Re: 2.6.16-rc5: known regressions [TP 600X S3, vanilla DSDT]

From: Sanjoy Mahajan
Date: Wed Mar 15 2006 - 01:33:50 EST


> If you do it in this way, all thermal zone's _TMP will be faked.

Loading 'thermal' with zone_to_keep=0 meant that it skipped THM{2,6,7}
(the only other zones). But only THM0 was loaded, so any path that
included, say, THM2._TMP wouldn't get executed because of lines like:

if (!tz)
return_VALUE(-EINVAL);

Plus the dmesgs show all cases when _TMP was faked (each fakery
produces a printk). In the experiment with zone_to_keep=0, the only
cases were with THM0.

> If you remove the real THM0._TMP, and fake a dummy THM0._TMP in
> DSDT, and don't change anything in kernel, then if S3 works well, I
> will be convinced that THM0._TMP was causing trouble.

I'll try it, to test my theory above! But one clarification first: Do
you mean that I use a vanilla thermal.c, or should I keep using the
modified thermal.c with zone_to_keep=0 as the module parameter? I
don't think I revert to the vanilla thermal.c. Suppose that there are
two bugs, which I think is likely (see previous email). Commenting
out only THM0._TMP but preserving everything else in the DSDT & kernel
might eliminate any bug caused by THM0._TMP. But if it still hangs --
and I'm pretty sure it will -- it means there's a another bug
somewhere else.

Here's why I'm sure it will hang. When I commented out all
evaluations of _TMP (modifying utils.c), but used a vanilla thermal.c,
it still hung. And commenting out all _TMP's means I commented out
THM0._TMP. So vanilla thermal.c + no THM0._TMP should hang too.

> Ok, Let's change the way of hacking.
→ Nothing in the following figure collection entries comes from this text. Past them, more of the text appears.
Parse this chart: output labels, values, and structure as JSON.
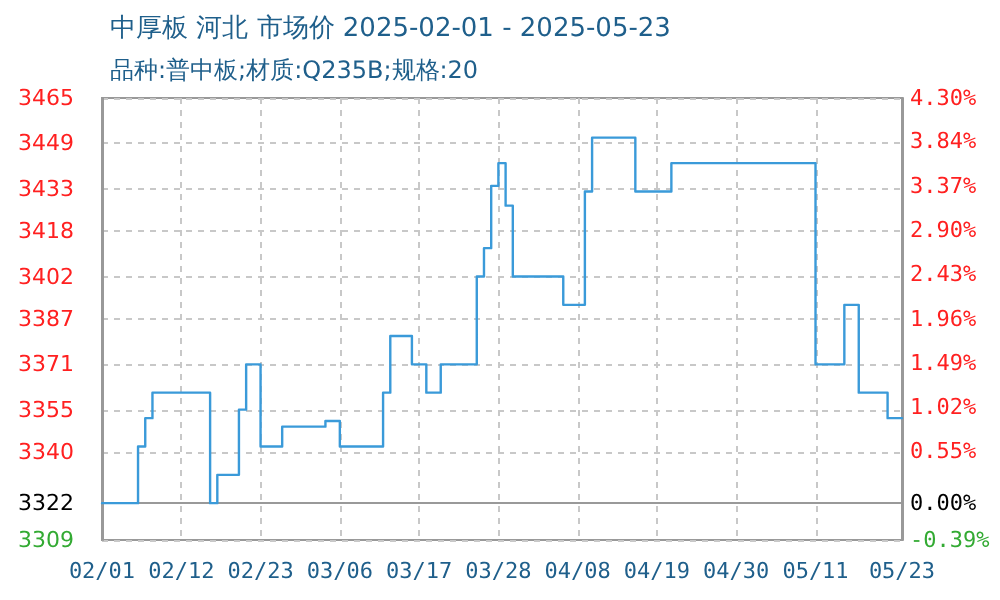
{
  "chart_data": {
    "type": "step",
    "title": "中厚板 河北 市场价 2025-02-01 - 2025-05-23",
    "subtitle": "品种:普中板;材质:Q235B;规格:20",
    "x": [
      "2025-02-01",
      "2025-02-06",
      "2025-02-07",
      "2025-02-08",
      "2025-02-16",
      "2025-02-17",
      "2025-02-20",
      "2025-02-21",
      "2025-02-23",
      "2025-02-26",
      "2025-03-04",
      "2025-03-06",
      "2025-03-12",
      "2025-03-13",
      "2025-03-16",
      "2025-03-18",
      "2025-03-20",
      "2025-03-25",
      "2025-03-26",
      "2025-03-27",
      "2025-03-28",
      "2025-03-29",
      "2025-03-30",
      "2025-04-06",
      "2025-04-09",
      "2025-04-10",
      "2025-04-16",
      "2025-04-21",
      "2025-05-11",
      "2025-05-15",
      "2025-05-17",
      "2025-05-21",
      "2025-05-23"
    ],
    "series": [
      {
        "color": "#3a9ad9",
        "values": [
          3322,
          3342,
          3352,
          3361,
          3322,
          3332,
          3355,
          3371,
          3342,
          3349,
          3351,
          3342,
          3361,
          3381,
          3371,
          3361,
          3371,
          3402,
          3412,
          3434,
          3442,
          3427,
          3402,
          3392,
          3432,
          3451,
          3432,
          3442,
          3371,
          3392,
          3361,
          3352,
          3352
        ]
      }
    ],
    "xlim": [
      "2025-02-01",
      "2025-05-23"
    ],
    "xticks": [
      {
        "value": "2025-02-01",
        "label": "02/01"
      },
      {
        "value": "2025-02-12",
        "label": "02/12"
      },
      {
        "value": "2025-02-23",
        "label": "02/23"
      },
      {
        "value": "2025-03-06",
        "label": "03/06"
      },
      {
        "value": "2025-03-17",
        "label": "03/17"
      },
      {
        "value": "2025-03-28",
        "label": "03/28"
      },
      {
        "value": "2025-04-08",
        "label": "04/08"
      },
      {
        "value": "2025-04-19",
        "label": "04/19"
      },
      {
        "value": "2025-04-30",
        "label": "04/30"
      },
      {
        "value": "2025-05-11",
        "label": "05/11"
      },
      {
        "value": "2025-05-23",
        "label": "05/23"
      }
    ],
    "ylim": [
      3309,
      3465
    ],
    "yticks": [
      3309,
      3322,
      3340,
      3355,
      3371,
      3387,
      3402,
      3418,
      3433,
      3449,
      3465
    ],
    "y2lim": [
      -0.39,
      4.3
    ],
    "y2ticks": [
      {
        "value": -0.39,
        "label": "-0.39%"
      },
      {
        "value": 0,
        "label": "0.00%"
      },
      {
        "value": 0.55,
        "label": "0.55%"
      },
      {
        "value": 1.02,
        "label": "1.02%"
      },
      {
        "value": 1.49,
        "label": "1.49%"
      },
      {
        "value": 1.96,
        "label": "1.96%"
      },
      {
        "value": 2.43,
        "label": "2.43%"
      },
      {
        "value": 2.9,
        "label": "2.90%"
      },
      {
        "value": 3.37,
        "label": "3.37%"
      },
      {
        "value": 3.84,
        "label": "3.84%"
      },
      {
        "value": 4.3,
        "label": "4.30%"
      }
    ],
    "grid": true,
    "marker": "none",
    "line_style": "solid"
  }
}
Let's start bisection without
> touching kernel, instead with DSDT.

No problem I think.

> Firstly, you need to find out which THM.

The zone_to_keep=0 tests show that THM0 causes a problem, don't they?
Other zones may also cause a problem, but THM0 can do it all alone.

> Then, which Methods.

The test that hung on the first S3 sleep, with zone_to_keep=0 and
bisect_get_info=1, shows that just THM0._TMP can cause a problem --
since no other methods got executed.

As with figuring out which zones cause problems, other methods may
also cause the problem. So I want to make sure I use a bisection
method that will work even if there is more than one bug, whether in
multiple zones or in multiple methods in the same zone.

-Sanjoy

`Never underestimate the evil of which men of power are capable.'
--Bertrand Russell, _War Crimes in Vietnam_, chapter 1.